Несколько лет назад умерла знаменитая поэтесса Белла Ахмадулина. Ее называли «женщиной, рожденной поэтом», женщиной вне времени и вне пространства, поэтессой со своим голосом и совершенно неподражаемой манерой чтения стихов. Сама же Белла Ахатовна никогда не называла себя «поэтессой», только «поэтом».
Итальянских кровей
Белла Ахатовна Ахмадулина родилась 10 апреля 1937 года в Москве. В числе предков с материнской стороны — итальянцы, осевшие в России, и среди них — революционер Стопани. О своем детстве вспоминала: «Первые мои годы я проживала в доме, где без конца арестовывали людей. А мне велели играть в песочек. Я не могла знать, не могла понимать, что происходит, но некий след во мне остался.
Потом была война… Меня очень поздно отправили в эвакуацию. Я заболела корью. Путь был непрост. Но, короче, сначала он касался Уфы, где какое-то время нам довелось пробыть, но деваться как-то было некуда, и надумали, что ведь вот Казань как-то неподалеку, а в Казани родился отец, и там жила его родная мать, то есть моя родная тоже бабушка, но только с другой стороны, и какие-то родственники.
Отец был на войне, и никакой издали помощи он оказывать никому не мог. И вот мы появились, совершенно чужие. Особенно меня напугала эта вторая бабушка.

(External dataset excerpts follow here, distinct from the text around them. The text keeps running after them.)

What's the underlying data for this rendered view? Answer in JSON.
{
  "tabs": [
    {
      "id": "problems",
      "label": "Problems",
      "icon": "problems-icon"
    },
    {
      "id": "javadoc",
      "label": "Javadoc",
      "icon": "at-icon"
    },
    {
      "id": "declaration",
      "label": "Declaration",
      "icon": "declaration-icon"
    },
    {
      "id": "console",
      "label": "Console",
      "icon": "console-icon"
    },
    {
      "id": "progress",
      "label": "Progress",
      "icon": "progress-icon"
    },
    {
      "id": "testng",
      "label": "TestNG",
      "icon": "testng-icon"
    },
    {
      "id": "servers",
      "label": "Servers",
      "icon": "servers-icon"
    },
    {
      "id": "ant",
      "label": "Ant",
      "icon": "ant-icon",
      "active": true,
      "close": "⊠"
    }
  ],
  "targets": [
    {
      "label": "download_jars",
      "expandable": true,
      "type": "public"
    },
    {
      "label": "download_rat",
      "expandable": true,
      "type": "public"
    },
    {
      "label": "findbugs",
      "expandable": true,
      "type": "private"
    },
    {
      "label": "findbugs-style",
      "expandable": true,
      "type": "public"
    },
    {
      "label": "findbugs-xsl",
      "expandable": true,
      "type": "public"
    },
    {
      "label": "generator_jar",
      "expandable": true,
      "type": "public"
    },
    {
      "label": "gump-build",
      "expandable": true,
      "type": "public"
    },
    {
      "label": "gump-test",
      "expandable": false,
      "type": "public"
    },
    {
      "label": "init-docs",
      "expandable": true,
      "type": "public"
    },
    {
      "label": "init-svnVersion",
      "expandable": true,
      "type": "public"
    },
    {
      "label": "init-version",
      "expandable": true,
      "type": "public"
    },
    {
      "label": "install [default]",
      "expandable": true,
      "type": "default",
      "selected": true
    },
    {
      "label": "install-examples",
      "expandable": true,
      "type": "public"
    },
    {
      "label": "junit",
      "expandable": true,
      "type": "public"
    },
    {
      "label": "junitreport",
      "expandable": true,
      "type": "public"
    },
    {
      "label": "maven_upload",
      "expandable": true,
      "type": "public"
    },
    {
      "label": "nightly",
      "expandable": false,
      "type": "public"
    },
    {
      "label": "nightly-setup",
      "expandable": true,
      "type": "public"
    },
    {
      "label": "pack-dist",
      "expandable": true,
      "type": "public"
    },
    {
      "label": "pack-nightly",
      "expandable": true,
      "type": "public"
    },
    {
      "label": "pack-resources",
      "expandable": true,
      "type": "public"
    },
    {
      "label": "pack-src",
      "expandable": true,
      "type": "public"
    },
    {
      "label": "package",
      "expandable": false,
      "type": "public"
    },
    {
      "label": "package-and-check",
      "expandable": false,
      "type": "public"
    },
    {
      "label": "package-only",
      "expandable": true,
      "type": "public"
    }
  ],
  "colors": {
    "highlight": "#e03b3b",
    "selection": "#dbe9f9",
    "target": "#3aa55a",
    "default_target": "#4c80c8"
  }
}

Она ходила в таком каком-то цветастом длинном наряде, голова замотана, страшно мрачная, хоть ей и объяснили, что это ее внучка, Ахата дочка, но это ей не понравилось. И, кроме того, мы были им просто страшно в тягость, потом люди даже удивлялись: “А что, в Казани такой голод был?”. Да, такой голод.
И помню только, как боялась за меня эта отцовская сестра Хаят, или Маруся, как она сказала, чтоб я ее называла. И я помню, как она тайком-тайком как-то ко мне подобралась и подсунула мне яйцо, и таким каким-то образом хотела заставить меня немножко поесть. Я вдруг стала слабеть, уже не могла ходить. Ну, каких-то врачей там не было, но кто-то понимал, сказал: «Да, плохо это, помрет ваша девчонка-то. Ну, это же у нее голодная дизентерия».
Кто-то сказал, я это слышала. Слышала и бабушка. Я чувствую какое-то почти улетание, так легко, так беззаботно, главное — ничего не нужно страшиться, ничего не хочется — ни есть, ни пить, ничего-ничего. Просто лежать, так лежать и как будто куда-то возвышаться.
Но все-таки бабушка нашла где-то мать, которая на какой-то службе была как переводчица. Она послала телеграмму: «Беллочка умирает»... Через какое-то время, вот уж не знаю, как далеко возлетели мои увядшие крыла, вдруг я увидела, что надо мной стоит какая-то рыдающая женщина в военной форме. Я даже не узнала, то есть это была мать, приехала... Но я ее не узнала. И дальше, собственно, опять начинается некоторый промежуток, потому что как-то немножко, наверное, меня откачали, и когда можно было уже передвигать меня, то на пароходе отправили, вот. А город — то ли это были Набережные Челны, ну, что-то в этом роде, близко там как-то. Там я стала приходить в себя.
Я рано начала писать, но с другим каким-то очарованием, не с тем, как многие, может быть, дети, другим у меня было увлечение, я читала Гоголя, а еще я читала Бичер Стоу. Вот эта Бичер Стоу очень на меня влияла, и в стихах у меня все время был несчастный какой-то мальчик, негр. И все время какие-то плантаторы, какие-то бедные, измученные, ни в чем не повинные негры. Поэтому я так могу радоваться за президента американского, к нему испытываю какую-то смехотворную нежность, он даже не знает, что в Москве некто все время писал про негров.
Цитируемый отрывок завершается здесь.